Substantial progress has been made in cervical cancer screening and HPV vaccination in China. However, evidence on the cost-effectiveness of these interventions remains scarce, particularly for combined vaccination and screening strategies at the provincial level. To address this gap, we evaluated the cost-effectiveness of alternative cervical cancer prevention strategies in a southern province of China from the healthcare payer perspective.
A Markov model was constructed to simulate a cohort of 100,000 females beginning at age 9 and followed until death (up to 100 years). The model compared the outcomes of bivalent, quadrivalent, and 9-valent HPV vaccines combined with two screening methods: TCT and HPV testing. Analyses were conducted from the healthcare payer perspective, considering only direct medical costs. The primary outcome was quality-adjusted life years (QALYs), discounted at 3% annually.
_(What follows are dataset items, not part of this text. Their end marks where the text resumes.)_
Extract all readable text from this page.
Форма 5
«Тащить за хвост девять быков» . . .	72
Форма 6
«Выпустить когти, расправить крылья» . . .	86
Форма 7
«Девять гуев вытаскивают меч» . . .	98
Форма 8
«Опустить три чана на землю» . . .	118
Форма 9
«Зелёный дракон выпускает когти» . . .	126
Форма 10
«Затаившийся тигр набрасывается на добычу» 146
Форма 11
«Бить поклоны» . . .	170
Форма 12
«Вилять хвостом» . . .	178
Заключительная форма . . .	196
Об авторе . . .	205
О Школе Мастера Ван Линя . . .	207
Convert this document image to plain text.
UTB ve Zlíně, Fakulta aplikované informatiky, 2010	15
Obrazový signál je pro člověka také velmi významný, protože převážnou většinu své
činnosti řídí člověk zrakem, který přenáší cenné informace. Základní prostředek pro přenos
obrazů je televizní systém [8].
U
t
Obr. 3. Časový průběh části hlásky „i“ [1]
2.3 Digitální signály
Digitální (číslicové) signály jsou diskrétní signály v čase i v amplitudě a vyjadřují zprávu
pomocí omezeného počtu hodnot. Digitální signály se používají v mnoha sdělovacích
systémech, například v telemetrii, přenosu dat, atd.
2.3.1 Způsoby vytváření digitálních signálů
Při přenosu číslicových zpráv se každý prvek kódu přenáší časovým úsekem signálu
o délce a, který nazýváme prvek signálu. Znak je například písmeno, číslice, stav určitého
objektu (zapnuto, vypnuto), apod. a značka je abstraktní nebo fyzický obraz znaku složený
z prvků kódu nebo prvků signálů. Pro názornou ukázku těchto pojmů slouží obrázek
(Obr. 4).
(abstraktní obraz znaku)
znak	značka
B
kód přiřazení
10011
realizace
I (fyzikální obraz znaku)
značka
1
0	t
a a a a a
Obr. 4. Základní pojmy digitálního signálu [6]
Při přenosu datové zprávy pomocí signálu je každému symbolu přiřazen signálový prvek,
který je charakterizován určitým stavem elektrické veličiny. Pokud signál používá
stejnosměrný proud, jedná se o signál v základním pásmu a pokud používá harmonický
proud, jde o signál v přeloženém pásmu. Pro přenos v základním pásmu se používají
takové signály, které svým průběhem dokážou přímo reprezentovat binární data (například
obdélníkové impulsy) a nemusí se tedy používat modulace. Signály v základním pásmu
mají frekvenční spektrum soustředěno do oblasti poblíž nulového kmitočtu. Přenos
Herd immunity effects were not incorporated. Model calibration relied on data from the China Health Statistics Yearbook, and sensitivity analyses assessed parameter uncertainty. Reporting followed the CHEERS 2024 guidelines.
Thirteen strategies were evaluated, including no intervention, screening alone, and combinations of screening with the three HPV vaccines. The combination of HPV testing and the 9-valent vaccine was the most cost-effective, with an incremental cost-effectiveness ratio (ICER) of ¥139.58 per QALY, well below the willingness-to-pay threshold. By contrast, TCT combined with the 9-valent vaccine yielded the highest ICER at ¥193,240.60 per QALY, exceeding the threshold. Sensitivity analyses showed ICER estimates were most influenced by screening coverage, vaccination uptake, test sensitivity, and the discount rate.
Within the current resource and policy context, combining HPV testing with the 9-valent vaccine provides the highest economic value. This strategy offers evidence to guide future cervical cancer prevention policies in southern China.